In the companion illustration, you will see how our app developer client used specific terms to find related emotional chatter across sources and time. In this case it is related to everytime customers mention the "use it" phrase.

Tell the world how your customers love to use your product - it’s what they said!


What Do They Dislike About You?

Negative Reviews and Feedback - This is the category that typically garners the most interest across our clients. Emotional contexts related to scenarios where the brand or product is disappointing is a critical component for enabling continuous improvement into your brand, marketing and product development.

In this example, the user is interested in learning the top contexts related to what customers "don’t like" and ranked by sentiment intensity.

Easy to search for Voice Of Customer across negative topics and scenarios.

How Does Your Emotional Response Compare To Your Competitors Or Industry?

Another valuable resource that talkAItive unlocks is the ability to compare your emotional response to that of your competitor or industry.
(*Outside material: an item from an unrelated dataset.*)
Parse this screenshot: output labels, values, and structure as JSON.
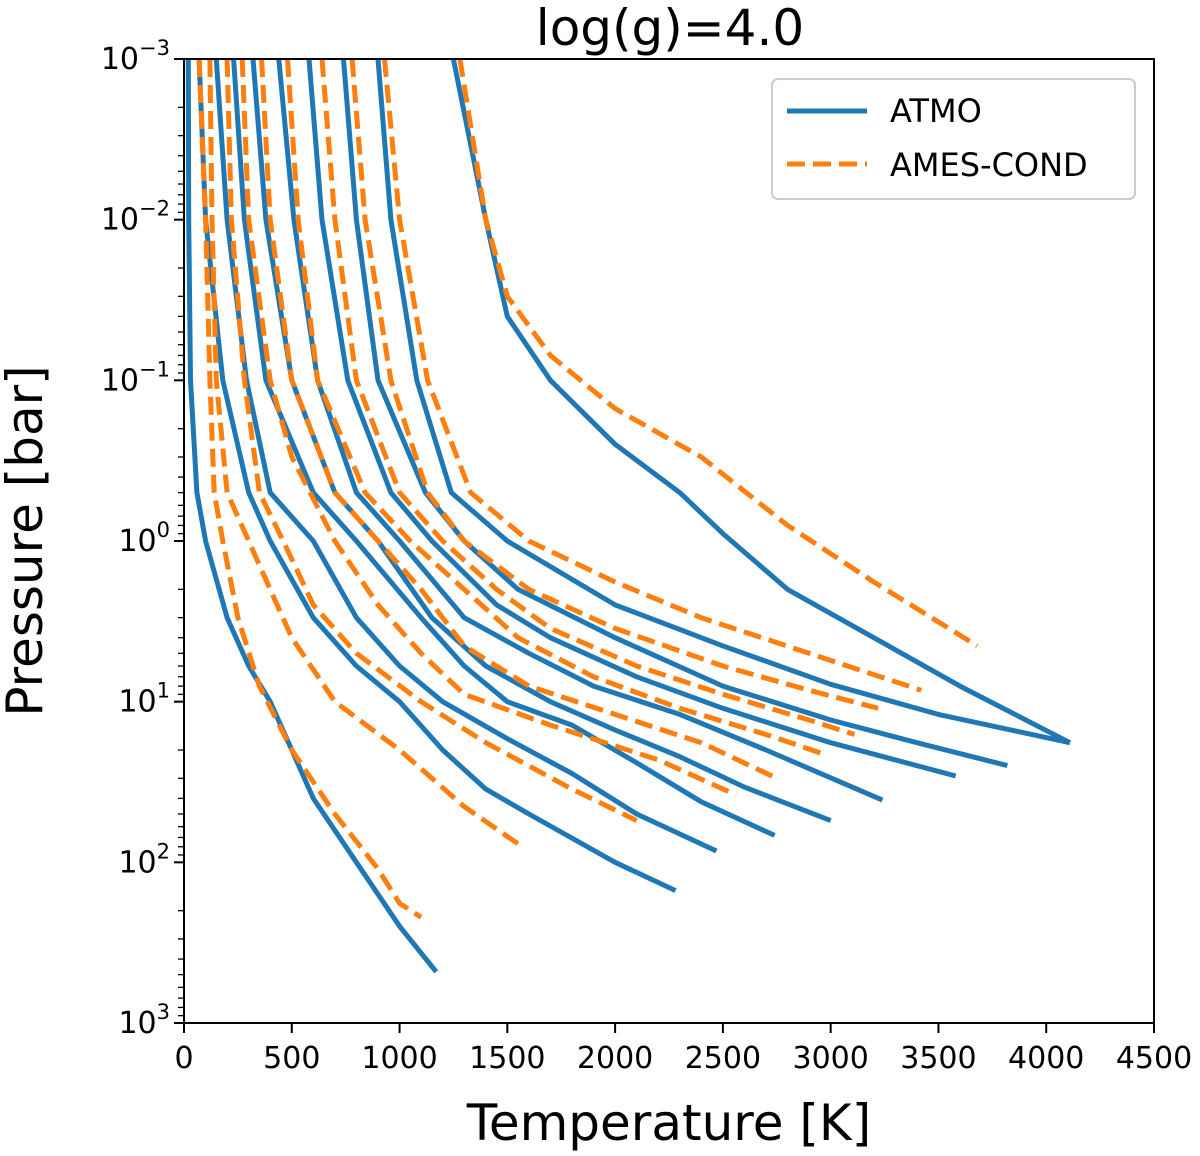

In our example the App chatter is compared to the Industry chatter based on other competitor apps.

The clients were able to identify a variety of emotional contexts which were in alignment or in contrast to the compared baseline or competitor.

Compare your "Voice Of Customer" to that of your competitor. Learn the similarities and differences.

What Does The Employee Experience Tell You?

Happy employees translates to happy customers and adding employee experience as a key input to your marketing strategy development will tell you exactly what your employees think and likely express whenever they engage with your customers.

If becoming a customer centric organization is part of your plans, there is a lot of good research that suggests that employee experience is where you want to start. This is also explained well in thisarticle from Forbes which relates this connection. A variety of web and customer anonymised data is a rich resource to learn things like:

  • Which tools and information points are missing to improve customer experience?
  • What is the culture like - are they valued, respected, and listened to?
  • Do they see worthwhile personal and professional development opportunities?
Customer experience drives brand value and customer loyalty.

In our engagement, we mapped this across chatter found on Indeed and Glassdoor.

Incidentally, a lot of chatter was from the customer service department and flashed a light on what was lacking across the three themes listed above.


What Do They Wish You Had?

I wish they _________________________.

Easy to search for what your customer wish you had with related sentiment intensity.

Ability to learn what your customers feel that is missing needs to be a top priority.

A simple search of "is missing" or "wish it has" and others, find what your customer aspires for relative to your product or service.

It does not get any more direct than this when it comes to customer feedback. Compared to frequency based metrics, the emotion metrics help ground your decisions with the real "voice of customer", based on emotional and sentiment intensity.


Unlock A New Resource To Super-Charge Your Marketing Research and Strategy

The best marketing campaigns are the ones which are able to evoke specific emotions from its audience. This worthy goal, however, requires a seamless way to continuously learn and track specific emotions across your customer chatter. Imagine your brand is able to not just learn, but also engage using specific emotional goals and profiles, which ultimately lead to a deeper customer understanding and engagement.

Emotions are personal, so much more than a number or metric. Emotions are nuanced, they flow freely over time and thanks to social media, they can be expressed as freely as never before.